Ao nascer um filho, o pai nele concentra todas as esperanças, visto que, desde o início, procura esmerar-se. Isto, porque é falsa a queixa de que são poucos os que podem aprender o que se lhes ensina e, se a maior parte, por sua pobreza de espírito, perde tempo e trabalho, é óbvio que, em outros, encontraremos facilidade de educação e apreensão, de memória, como que ambas as coisas são naturais, no ser humano.
Assim como a natureza criou as aves para voar, os cavalos para as corridas, as feras para serem bravias, também deu ao homem a faculdade da inteligência, razão por que consideramos celestial a origem da alma.
O nascimento de pessoas rudes, incapazes de aprender é tão contra a natureza, é frequente quanto o nascerem corpos disformes. Eis a prova: nas crianças, surgem esperanças de tanto futuro as quais, se desaparecem com a idade, é evidente que lhes faltou assistência e não entendimento. Aceita a ideia de que um seja mais inteligente de que o outro, isto será apenas para usar a expressão “mais ou menos”, mas não se encontrará nenhuma criança da qual não se consiga algo, à força de estudo. O pai que se detenha, que reflita sobre essa asserção, desde o início, usará o maior cuidado para aproveitar as esperanças daquele que está preparando a oratória.

2. Das amas, pais, preceptores e companheiros das crianças.
Antes de tudo, não deve ser eivada de erros a conversação dos preceptores, os quais Crisipo desejava que fossem sábios, se possível; se não, fossem escolhidos entre os melhores. Indubitavelmente, deve se cuidar que as amas tenham bons costumes e que saibam falar bem, porquanto são elas as primeiras pessoas que as crianças ouvem e cujas palavras se esforçarão em reproduzir, por imitação. Mesmo porque, é natural, conservamos o que aprendemos na primeira fase de nossa vida, como as vasilhas novas o aroma do primeiro licor que contiveram; da mesma maneira porque não se pode destruir a primitiva cor dos tecidos. E, quanto mais profundas forem esses maus hábitos, tanto mais fortemente se nos imprimirão. O bom, com facilidade, se transforma em vício; mas o vício… quando o mudarás em virtude? Não se deve, pois, habituar as crianças a uma linguagem que, mais tarde, precisarão desprender.

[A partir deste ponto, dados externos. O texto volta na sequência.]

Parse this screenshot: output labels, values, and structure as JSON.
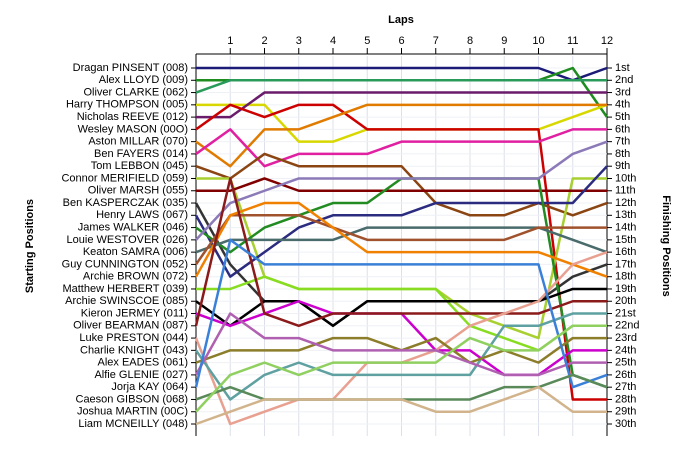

Se a alguém parece que peço muito, lembre-se que formar um orador é árdua empresa e, quando nada se omita para esse empreendimento, é muito mais e mais difícil o que fica por fazer. Isso acontece porque é indispensável um estudo ininterrupto com mestres, os melhores e de muito conhecimento. E, se alguém se recusar a ensinar, da melhor maneira, é porque o defeito está no homem e não no talento.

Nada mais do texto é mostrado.